Gabriele Puccio

Personal information
- Date of birth: 3 August 1989 (age 36)
- Place of birth: Milan, Italy
- Height: 1.88 m (6 ft 2 in)
- Position(s): Defender, Defensive midfielder

Team information
- Current team: Caronnese

Youth career
- Internazionale

Senior career*
- Years: Team / Apps / (Gls)
- 2007–2009: Internazionale / 0 / (0)
- 2008–2009: → Verona (loan) / 5 / (0)
- 2009–2011: Portogruaro / 26 / (0)
- 2011–2012: Pavia / 11 / (0)
- 2012: → Savona (loan) / 0 / (0)
- 2012–2013: Monza / 20 / (2)
- 2013–2015: Parma / 0 / (0)
- 2013–2014: → Savona (loan) / 9 / (0)
- 2014: → Pergolettese (loan) / 9 / (1)
- 2014–2015: → Lamezia (loan) / 29 / (1)
- 2015–2016: Mantova / 5 / (0)
- 2016: Rimini / 10 / (0)
- 2016–2017: Caratese / 17 / (1)
- 2017–: Caronnese / 7 / (1)

= Gabriele Puccio =

Italian footballer

Gabriele Puccio (born 3 August 1989) is an Italian footballer who plays as a defender or midfielder for S.C. Caronnese A.S.D.

==Career==
===FC Internazionale===
Puccio worked his way up from Inter's Pulcini A (Under-11) team and has since worked his way up.

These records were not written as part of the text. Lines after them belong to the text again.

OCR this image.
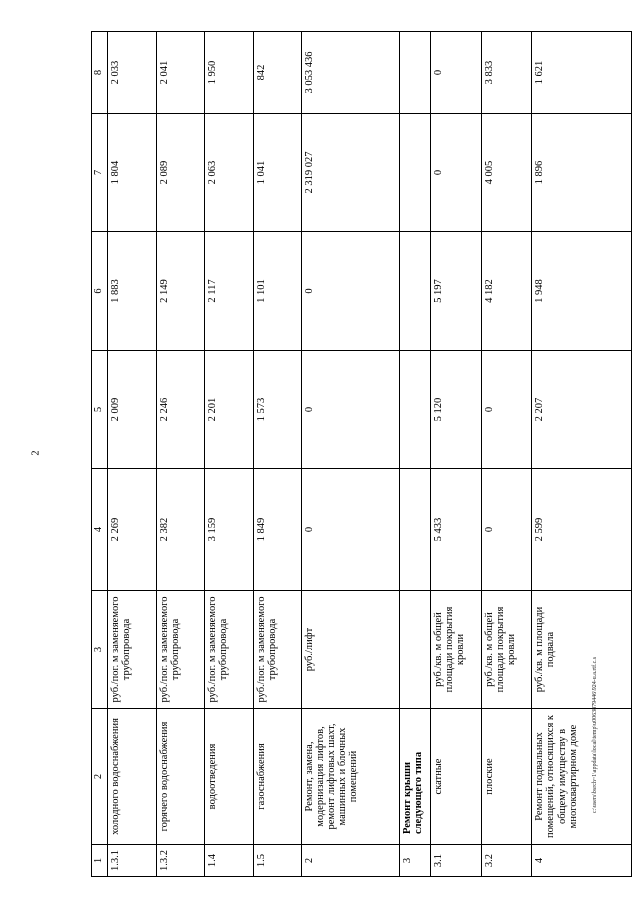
2
1	2	3	4	5	6	7	8
1.3.1	холодного водоснабжения	руб./пог. м заменяемого трубопровода	2 269	2 009	1 883	1 804	2 033
1.3.2	горячего водоснабжения	руб./пог. м заменяемого трубопровода	2 382	2 246	2 149	2 089	2 041
1.4	водоотведения	руб./пог. м заменяемого трубопровода	3 159	2 201	2 117	2 063	1 950
1.5	газоснабжения	руб./пог. м заменяемого трубопровода	1 849	1 573	1 101	1 041	842
2	Ремонт, замена, модернизация лифтов, ремонт лифтовых шахт, машинных и блочных помещений	руб./лифт	0	0	0	2 319 027	3 053 436
3	Ремонт крыши следующего типа						
3.1	скатные	руб./кв. м общей площади покрытия кровли	5 433	5 120	5 197	0	0
3.2	плоские	руб./кв. м общей площади покрытия кровли	0	0	4 182	4 005	3 833
4	Ремонт подвальных помещений, относящихся к общему имуществу в многоквартирном доме	руб./кв. м площади подвала	2 599	2 207	1 948	1 896	1 621
c:\users\bsrch~1\appdata\local\temp\u0063879446\924-u.a.rtf.c.s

Gabriele plays as a central defender or defensive midfielder for the successful Primavera team.

He made his debut in the 2007–08 UEFA Champions League against PSV Eindhoven on 12 December 2007. He also played the first leg of Coppa Italia against Reggina.

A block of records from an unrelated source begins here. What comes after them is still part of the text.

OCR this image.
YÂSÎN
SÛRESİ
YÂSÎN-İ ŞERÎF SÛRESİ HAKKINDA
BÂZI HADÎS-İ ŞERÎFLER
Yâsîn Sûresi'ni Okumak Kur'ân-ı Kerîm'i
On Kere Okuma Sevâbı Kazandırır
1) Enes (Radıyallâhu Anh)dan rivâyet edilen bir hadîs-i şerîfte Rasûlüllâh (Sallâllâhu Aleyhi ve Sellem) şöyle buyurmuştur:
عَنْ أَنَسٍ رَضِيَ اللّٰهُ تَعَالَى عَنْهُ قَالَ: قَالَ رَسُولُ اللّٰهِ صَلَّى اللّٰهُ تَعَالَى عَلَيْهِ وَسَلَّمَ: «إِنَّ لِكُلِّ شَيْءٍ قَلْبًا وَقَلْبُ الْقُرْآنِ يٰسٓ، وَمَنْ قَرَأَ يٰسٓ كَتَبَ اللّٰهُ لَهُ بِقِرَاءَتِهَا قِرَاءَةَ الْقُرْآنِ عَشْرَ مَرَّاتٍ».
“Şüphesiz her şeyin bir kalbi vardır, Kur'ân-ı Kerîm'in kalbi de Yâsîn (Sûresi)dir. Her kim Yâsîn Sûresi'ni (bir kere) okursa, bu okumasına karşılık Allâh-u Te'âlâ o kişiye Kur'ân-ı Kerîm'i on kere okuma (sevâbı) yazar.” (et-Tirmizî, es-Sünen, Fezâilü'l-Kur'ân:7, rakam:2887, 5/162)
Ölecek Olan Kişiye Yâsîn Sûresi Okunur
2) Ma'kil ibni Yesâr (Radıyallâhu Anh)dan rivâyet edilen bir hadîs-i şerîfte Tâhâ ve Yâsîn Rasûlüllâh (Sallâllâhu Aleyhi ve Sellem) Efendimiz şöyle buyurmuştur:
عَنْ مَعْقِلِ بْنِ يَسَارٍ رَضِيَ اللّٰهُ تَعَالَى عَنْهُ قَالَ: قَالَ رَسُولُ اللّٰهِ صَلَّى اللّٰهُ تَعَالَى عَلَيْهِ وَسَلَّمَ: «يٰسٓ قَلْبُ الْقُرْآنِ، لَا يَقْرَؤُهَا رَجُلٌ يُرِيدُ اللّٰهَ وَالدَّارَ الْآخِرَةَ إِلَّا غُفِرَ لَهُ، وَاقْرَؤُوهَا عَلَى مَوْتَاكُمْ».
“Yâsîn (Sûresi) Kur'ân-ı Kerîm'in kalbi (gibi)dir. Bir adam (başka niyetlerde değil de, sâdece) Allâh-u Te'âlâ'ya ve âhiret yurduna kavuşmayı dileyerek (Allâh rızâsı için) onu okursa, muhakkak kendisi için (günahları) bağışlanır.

===Lega Pro Prima Divisione===
He spent the 2008–09 season on loan to Lega Pro Prima Divisione's Verona.

In summer 2009 he left for Portogruaro in co-ownership deal, for €5,000.

In 2011, he was signed by Pavia for €500. In January 2012 Puccio left for Savanoa of the fourth division but an injury made his vacation came early. In June 2012 Inter gave up the remain 50% registration rights. On 31 August 2012 he was signed by another fourth division side Monza. While former Inter teammate Maximiliano Uggè moved from Monza to Pavia.

On 27 July 2013 he was signed by Serie A club Parma as a free agent on a 2-year contract; on the same day he was farmed to the third division club Savona along with Alberto Galuppo and Alberto Giuliatto. on 31 January 2014 he was signed by Pergolettese.

On 8 July 2014 he was signed by Vigor Lamezia in a temporary deal.